Beijing Roast Duck

I am a certified Beijing duck-eater. Seriously there is such thing. And when it comes to the title “Master Chef”, treasurer of cookery secrets and mysterious methods, I can think of no better name for the wizards who cook authentic Beijing duck. From firey ovens to bicycle pumps, it takes a good 24 hours to prepare them properly.

Most often than not you can order a portion of “crispy shredded duck” instead, which means overcooked to death, dry and tasting of rancid oil. And the glistening birds that hang in the windows of Chinatown are stupendously fatty. The real thing should skip fat altogether, it should mean only moist, juicy slices of meat in pancakes with all the trimmings and pieces of shiny, crispy skin, perfect when dipped in crystals of sugar.

You can’t get the real thing in the UK. Zen China on the Southbank is perhaps the closest. A shadow of the real thing and expensive. I also tried the pipa duck in Royal China, Baker Street, which was a shadow of a shadow and still quite expensive.


I object to the bed of stale prawn crackers; flavour should not be compromised at the expense of presentation. There were also remnants of fat, because the fat/flesh ratio is higher in the breeds of duck reared in the UK. Only the Pekin duck has the right amount of fat, which drains away whilst cooking, insulating the tender meat inside like confit.

Aside from the breed of duck, there are also different eating expectations. In China the leftover bones would be used to make the most delicious duck broth, but I guess there isn’t as much of an appetite for it here, so restaurants tend to use the remaining bits of meat in stir-fries served in gem lettuce leaves, if at all.

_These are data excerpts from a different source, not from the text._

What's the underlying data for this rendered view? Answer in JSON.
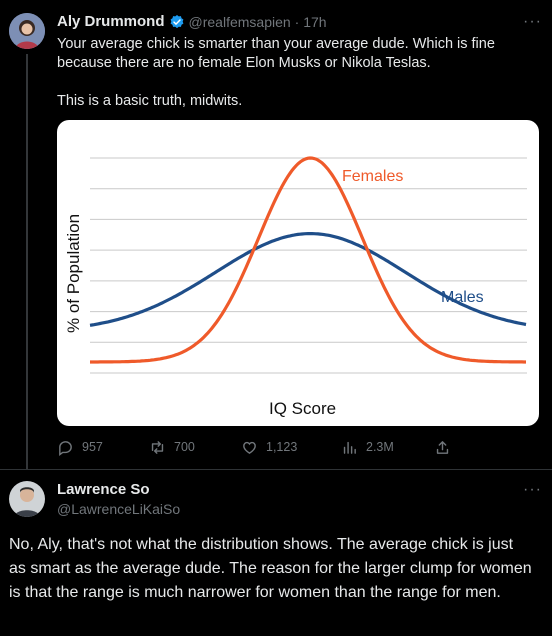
{
  "tweet": {
    "author_name": "Aly Drummond",
    "author_handle": "@realfemsapien",
    "time": "· 17h",
    "text_line1": "Your average chick is smarter than your average dude. Which is fine",
    "text_line2": "because there are no female Elon Musks or Nikola Teslas.",
    "text_line3": "This is a basic truth, midwits.",
    "more": "···",
    "stats": {
      "replies": "957",
      "reposts": "700",
      "likes": "1,123",
      "views": "2.3M"
    }
  },
  "chart_data": {
    "type": "line",
    "xlabel": "IQ Score",
    "ylabel": "% of Population",
    "series": [
      {
        "name": "Females",
        "color": "#ef5a2a",
        "peak": 1.0,
        "spread": "narrow"
      },
      {
        "name": "Males",
        "color": "#1f4e89",
        "peak": 0.56,
        "spread": "wide"
      }
    ],
    "grid": true
  },
  "reply": {
    "author_name": "Lawrence So",
    "author_handle": "@LawrenceLiKaiSo",
    "more": "···",
    "line1": "No, Aly, that's not what the distribution shows. The average chick is just",
    "line2": "as smart as the average dude. The reason for the larger clump for women",
    "line3": "is that the range is much narrower for women than the range for men."
  }
}
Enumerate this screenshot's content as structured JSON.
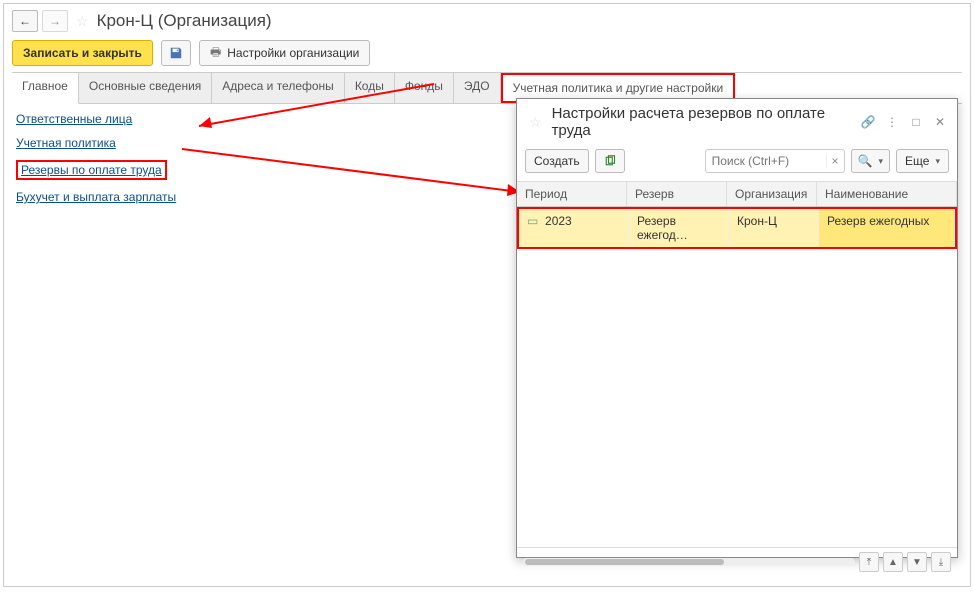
{
  "header": {
    "title": "Крон-Ц (Организация)"
  },
  "toolbar": {
    "save_close": "Записать и закрыть",
    "org_settings": "Настройки организации"
  },
  "tabs": [
    {
      "label": "Главное",
      "active": true,
      "hl": false
    },
    {
      "label": "Основные сведения",
      "active": false,
      "hl": false
    },
    {
      "label": "Адреса и телефоны",
      "active": false,
      "hl": false
    },
    {
      "label": "Коды",
      "active": false,
      "hl": false
    },
    {
      "label": "Фонды",
      "active": false,
      "hl": false
    },
    {
      "label": "ЭДО",
      "active": false,
      "hl": false
    },
    {
      "label": "Учетная политика и другие настройки",
      "active": false,
      "hl": true
    }
  ],
  "links": [
    {
      "label": "Ответственные лица",
      "hl": false
    },
    {
      "label": "Учетная политика",
      "hl": false
    },
    {
      "label": "Резервы по оплате труда",
      "hl": true
    },
    {
      "label": "Бухучет и выплата зарплаты",
      "hl": false
    }
  ],
  "popup": {
    "title": "Настройки расчета резервов по оплате труда",
    "create": "Создать",
    "search_ph": "Поиск (Ctrl+F)",
    "more": "Еще",
    "cols": {
      "c1": "Период",
      "c2": "Резерв",
      "c3": "Организация",
      "c4": "Наименование"
    },
    "row": {
      "period": "2023",
      "reserve": "Резерв ежегод…",
      "org": "Крон-Ц",
      "name": "Резерв ежегодных"
    }
  }
}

Heston Blumenthal’s In Search of the Perfect Peking duck resorted to separating the skin from the meat and cooking them separately in order to achieve the desired results. *Audible face-palm*. In Chinese culture, cooking things whole is a symbol in itself, most of all it makes a lot of sense in terms of keeping the moisture and flavour in. Breaking the skin in anyway is a massive faux-pas. I respect Heston and I’ve learnt a lot from watching his cooking programmes, but in this case I don’t know whether to laugh or cry.

If you want to cook Beijing duck at home, it really is a lot simpler than that. The essence of the flavour, the moist meat and the crispy skin, relies on the simplest of principles. My full-time working mum and I have been cooking it for years. Basic recipe to follow.


The perfect dumpling

Dumplings. Not the suet-flour-balls business soaking up unctuous meaty stews. No I mean something completely different. In Nepal they are known as momos, in Japan they are gyoza and in China there are a hundred names for all its steamed, boiled and fried cousins. But for me, there is only one dumpling. I refer to the ultimate New Year celebratory dish of China, jiaozi.

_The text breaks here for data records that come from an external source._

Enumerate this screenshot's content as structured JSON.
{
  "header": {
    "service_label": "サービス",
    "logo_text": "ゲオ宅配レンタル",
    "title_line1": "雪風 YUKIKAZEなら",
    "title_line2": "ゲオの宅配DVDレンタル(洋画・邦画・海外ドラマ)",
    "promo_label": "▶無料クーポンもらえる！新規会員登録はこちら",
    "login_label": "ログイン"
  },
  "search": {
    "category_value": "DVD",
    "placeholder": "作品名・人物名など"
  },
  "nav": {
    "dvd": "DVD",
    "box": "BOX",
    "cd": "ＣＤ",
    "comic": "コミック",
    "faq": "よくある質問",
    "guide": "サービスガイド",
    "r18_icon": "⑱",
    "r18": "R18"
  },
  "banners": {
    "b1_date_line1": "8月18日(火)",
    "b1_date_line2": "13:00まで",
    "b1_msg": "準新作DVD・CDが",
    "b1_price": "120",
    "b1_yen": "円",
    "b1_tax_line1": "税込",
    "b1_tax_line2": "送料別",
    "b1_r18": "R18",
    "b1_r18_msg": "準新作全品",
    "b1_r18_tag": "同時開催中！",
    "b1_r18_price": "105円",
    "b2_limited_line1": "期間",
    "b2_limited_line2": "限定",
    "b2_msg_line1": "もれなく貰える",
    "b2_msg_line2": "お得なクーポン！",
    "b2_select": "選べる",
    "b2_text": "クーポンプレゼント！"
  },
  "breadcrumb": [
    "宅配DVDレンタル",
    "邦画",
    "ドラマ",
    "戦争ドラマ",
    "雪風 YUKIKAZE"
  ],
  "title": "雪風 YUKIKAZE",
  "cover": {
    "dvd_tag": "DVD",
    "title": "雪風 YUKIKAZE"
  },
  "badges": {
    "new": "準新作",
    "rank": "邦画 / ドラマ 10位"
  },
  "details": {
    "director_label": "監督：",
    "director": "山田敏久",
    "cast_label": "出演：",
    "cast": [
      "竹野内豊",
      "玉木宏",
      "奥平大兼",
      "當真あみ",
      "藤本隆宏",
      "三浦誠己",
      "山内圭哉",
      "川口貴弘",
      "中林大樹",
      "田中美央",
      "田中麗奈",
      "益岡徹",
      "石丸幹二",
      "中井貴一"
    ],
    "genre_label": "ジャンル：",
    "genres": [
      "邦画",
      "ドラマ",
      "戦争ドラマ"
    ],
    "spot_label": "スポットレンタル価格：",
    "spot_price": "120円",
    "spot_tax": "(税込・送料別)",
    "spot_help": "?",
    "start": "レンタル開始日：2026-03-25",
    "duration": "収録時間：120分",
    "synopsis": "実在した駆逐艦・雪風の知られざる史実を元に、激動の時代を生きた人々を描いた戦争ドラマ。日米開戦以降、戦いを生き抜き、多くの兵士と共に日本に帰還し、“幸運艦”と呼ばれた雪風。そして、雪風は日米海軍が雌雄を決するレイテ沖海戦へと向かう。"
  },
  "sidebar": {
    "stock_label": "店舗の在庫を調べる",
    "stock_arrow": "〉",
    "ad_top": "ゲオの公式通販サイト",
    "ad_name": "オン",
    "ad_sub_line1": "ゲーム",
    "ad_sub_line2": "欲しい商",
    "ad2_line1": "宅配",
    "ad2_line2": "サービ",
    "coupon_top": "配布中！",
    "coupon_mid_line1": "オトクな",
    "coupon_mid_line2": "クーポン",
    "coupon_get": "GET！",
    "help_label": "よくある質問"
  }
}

Every Sunday, while most of my friends were enjoying, or thinking of enjoying a traditional Roast with all the trimmings, I would be making and eating round after round of delicious dumplings. In my lifetime, I must have helped my mother make an extortionate number of these lovable morsels, well into the tens of thousands. It’s very much a team task, there are several stages and it usually takes several hours.

So why do it? There are so many more hours left in the day from marinating a joint of meat and letting the oven do its thing. Surely, if you spend so much longer making food than eating it, life just seems a bit imbalanced. Well, not so. It started out as a great way of getting my baby brother to eat vegetables. To the point of which, such scheming has led to him to attain a more than satisfactory rugby-playing physique and the title “baby brother” now sounds ludicrous.

Secondly, compared to all of my friends, I’d say I have a more than commonly close relationship with my mother. I’m sure making dumplings together isn’t the only reason, but being the pros we are, we can chat as we go along and we have our own niches: I’ll do the kneading and rolling, she does the filling and folding. We work around each other so naturally, in contrast to the usual misunderstandings in daily life at work and school, dumpling-making sessions are sacred.

Surely this is mission accomplished. In a sense yes. The time I have spent with my mother is the reward in itself. It’s also very easy to make delicious dumplings. But it doesn’t stop us from wanting to make the epitome of all dumplings, to reach the inner sanctum of understated perfection, the ultimate combination of juicy tasty filling, pastry with a tantalising bite and a dumpling that sits proud and plump on its own without a sagging or squashed look about it… Yes ladies and gentlemen, that is worth fighting for.

Secret family recipes are a myth. Recipes change with the number of times you use it. In reality, we never follow recipes, we work with what’s in the fridge, we’ve picked up some tricks over the years, but we’re still picking them up as we go along. This is definitely a case of the journey mattering more than the end. Who would have thought: the humble dumpling could be a metaphor for life? So watch this space, more dumpling trials to follow.